A Ridiculously Pretentious Guide to the Films of Darren Aronofsky
Spirituality & the Clash of the Real and Surreal
Pi (1998)
The reality of Pi is expressed through the high-contrast, scathing black and white imagery with its coarse 90s grain, smothering blur and shaky close-ups. The dialogue is conversational, casual and informal. It feels improvised. The story, however, is anything but real. Mathematical mysticism of the highest order, a Wall Street cabal of numerologists. A completely rational mind would have to say that the science of Pi is pure fantasy, admittedly, one that the human soul so longs for; belief in a simplistic cosmic fractal unity, underlying purpose, Fibonacci harmony. To see patterns in nature is human, whether these patterns have meaning is a matter of belief. And what that meaning is, is not a absolute.

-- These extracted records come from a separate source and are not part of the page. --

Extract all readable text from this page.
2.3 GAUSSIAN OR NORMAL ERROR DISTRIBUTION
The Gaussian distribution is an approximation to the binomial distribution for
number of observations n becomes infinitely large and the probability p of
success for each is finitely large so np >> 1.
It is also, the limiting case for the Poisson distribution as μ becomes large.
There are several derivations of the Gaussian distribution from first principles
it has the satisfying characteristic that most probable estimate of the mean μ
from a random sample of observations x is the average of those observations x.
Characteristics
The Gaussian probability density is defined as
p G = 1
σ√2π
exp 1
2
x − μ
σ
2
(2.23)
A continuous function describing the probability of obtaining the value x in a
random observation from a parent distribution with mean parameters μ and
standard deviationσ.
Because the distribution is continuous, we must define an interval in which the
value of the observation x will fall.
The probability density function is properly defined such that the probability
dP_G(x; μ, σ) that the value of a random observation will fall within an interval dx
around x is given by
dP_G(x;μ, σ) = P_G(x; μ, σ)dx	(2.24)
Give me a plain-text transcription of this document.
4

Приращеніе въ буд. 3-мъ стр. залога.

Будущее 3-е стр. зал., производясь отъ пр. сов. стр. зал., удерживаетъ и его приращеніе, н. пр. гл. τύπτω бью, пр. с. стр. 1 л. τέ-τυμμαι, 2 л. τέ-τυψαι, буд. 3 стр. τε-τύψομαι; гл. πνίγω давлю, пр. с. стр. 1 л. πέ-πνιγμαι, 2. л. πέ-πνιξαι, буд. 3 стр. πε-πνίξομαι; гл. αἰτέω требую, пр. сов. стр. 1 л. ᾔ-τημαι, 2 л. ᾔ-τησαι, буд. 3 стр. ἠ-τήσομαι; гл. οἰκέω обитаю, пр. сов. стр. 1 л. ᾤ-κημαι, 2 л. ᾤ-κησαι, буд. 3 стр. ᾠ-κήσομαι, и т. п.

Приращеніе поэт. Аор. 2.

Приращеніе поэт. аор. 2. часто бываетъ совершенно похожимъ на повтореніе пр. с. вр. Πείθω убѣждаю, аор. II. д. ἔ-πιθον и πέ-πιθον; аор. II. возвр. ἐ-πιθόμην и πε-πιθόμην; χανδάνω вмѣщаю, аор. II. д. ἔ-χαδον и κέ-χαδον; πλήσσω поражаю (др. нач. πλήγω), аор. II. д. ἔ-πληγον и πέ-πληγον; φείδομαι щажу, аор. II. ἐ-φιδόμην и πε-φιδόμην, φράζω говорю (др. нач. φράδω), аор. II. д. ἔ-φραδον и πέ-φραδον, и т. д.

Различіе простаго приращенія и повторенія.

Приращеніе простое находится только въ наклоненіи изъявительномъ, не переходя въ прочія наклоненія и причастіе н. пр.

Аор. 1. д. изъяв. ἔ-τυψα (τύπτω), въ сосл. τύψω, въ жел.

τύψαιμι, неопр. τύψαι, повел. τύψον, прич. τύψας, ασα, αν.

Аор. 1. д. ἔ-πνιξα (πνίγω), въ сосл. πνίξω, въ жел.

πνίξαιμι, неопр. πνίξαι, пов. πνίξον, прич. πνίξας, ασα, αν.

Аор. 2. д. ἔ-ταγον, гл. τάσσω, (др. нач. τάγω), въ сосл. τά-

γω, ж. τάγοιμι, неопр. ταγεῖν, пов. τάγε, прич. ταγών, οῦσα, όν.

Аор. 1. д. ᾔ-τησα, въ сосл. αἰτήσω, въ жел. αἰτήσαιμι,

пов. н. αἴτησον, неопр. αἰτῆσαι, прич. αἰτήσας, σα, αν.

Requiem for a Dream (2000)
2000’s Requiem for a Dream is a harrowing tale of the dream of youth, which all the characters are chasing. The son, his lover and his mother and his best friend abandon responsibility and care and ascend to ever increasing highs. Freedom, dreams of making it. Change. As the mother’s lonely, drug-fueled TV fantasies grow ever more hysterical, we see all of the characters begin the descent into their end states. The crushing reality of youth is waking up from the dream. It costs an arm, it costs freedom, it costs innocence, it costs sanity, it costs love.
The Fountain (2006)
Three stories are but one.
The Wrestler (2008)
The Wrestler exists at the intersection of reality and fantasy. An economically and morally bankrupt, middle aged failure. With a broken family, estranged daughter and generally fucked up existence. Driving to gigs in the van. Cleaning off his own make-up and blood. This is the reality of this tragic hero. It’s the quiet anticlimax. But when he steps into the light of the ring, the mythology of the Wrestler comes alive. It’s what his fans scream for, as they also bay for his blood. It’s what he ultimately decides to give his life for. Pure dedication. His denial of his daughter, the material world and complete acceptance of fantasy landscape of the wrestling ring.
Black Swan (2010)
The dancer. She’s worked her whole life to get to this moment. Everything depends on now. There is no second chance. She is rendered in two. Two parts that have always co-existed. An awakening. In a scene almost inverse of the Piano Teacher, she delivers the performance of her life and comes to understand herself in a way few ever do. It is a film that makes us question, directly, what is going on. What we think is real in the scene and what we think is not. How do we sleepwalkers make sense of what we see with no frame of reference?
Noah (2014)
I don’t talk about Noah.
Mother (2017)
Wow, what a film! The secret of Mother is that none of it is real. It exists entirely in storyland. Parable space. The reality, we bring to it ourselves as viewers. We ask where are they? WHEN they are?? Deliberately vague, their world is timeless. Ever cycling through the same narrative of genesis and apocalypse. As viewers we apply our own notions of what is real. We try to makes sense of the story with our own prejudice: 1950s!? No, obviously contemporary hipsters! But our efforts at interpretation are the only reality that exists in this place. There is no universal truth known to man. We exist as children or guests in the world of another. A world who’s rules we do not define. Rules we must learn. He gives and He takes back. Spirituality is submission to inevitability. And the madness of reality is caused by our resistance to accepting God.